The next morning Mr. Garrison's youngest son, Frank, called for me early, and acted as my guide in an exploration of the older part of Boston. We climbed to the cupola of the State House and ascended Bunker Hill Monument. If I remember rightly, he also took me to the residence of Wendell Phillips, to whom I presented Mr. Smalley's letter of introduction. The latter had had close personal relations with the great orator ever since he had protected him from the violence of a Boston mob, and subsequently married his adopted daughter. Mr. Phillips lived in a very small house with hardly space for the enjoyment of even ordinary comfort. He received me very cordially, and I conversed for an hour with this famous man, and became deeply impressed by his fascinating personality. Throughout the rest of my stay in Boston, I was much in company with the Garrisons, visiting with them (among others places) Readville, some fifteen miles south of Boston, where the Fifty-fourth and Fifty-fifth Massachusetts colored regiments — the first ones organized in Massachusetts — were encamped. The oldest son of Mr. Garrison, George Thompson, had entered the army, much against the wishes of his father, who had always been an advocate of the doctrine of non-resistance. Mr. Garrison finally gave his sanction, however, and George ultimately became quartermaster in the Fifty-fifth Regiment. At Readville, Colonel Robert G. Shaw, of the Fifty-fourth Regiment, attracted especial attention, no one knowing how soon his fine young life was to be sacrificed in battle. He fell in the assault on Fort Wagner.

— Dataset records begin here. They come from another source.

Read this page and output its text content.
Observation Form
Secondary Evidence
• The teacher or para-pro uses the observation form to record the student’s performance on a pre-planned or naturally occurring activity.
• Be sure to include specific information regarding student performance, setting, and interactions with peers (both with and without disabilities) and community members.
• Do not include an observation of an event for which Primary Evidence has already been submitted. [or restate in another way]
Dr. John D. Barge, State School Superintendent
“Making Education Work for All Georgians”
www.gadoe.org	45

On reaching my hotel on my return from the camp, I found a letter from Mr. Gay, saying that he had received reliable information that Rosecrans's army was to enter upon aggressive movements, early in May, from Murfreesboro', and asking whether I was willing to shorten my leave of absence and start at once for Tennessee, to report the impending campaign. It was midnight when I reached a definite resolution, and, with deep regret that I should have to give up the rest of my vacation, wrote in answer to Mr. Gay that I would report for duty the day after the morrow. It was to this chance visit to Boston that I owe the greatest happiness of my life — my marriage to Miss Fanny Garrison, the only daughter of the great abolitionist, to whose charms of mind and person I surrendered on first acquaintance.

I returned to New York by the night train.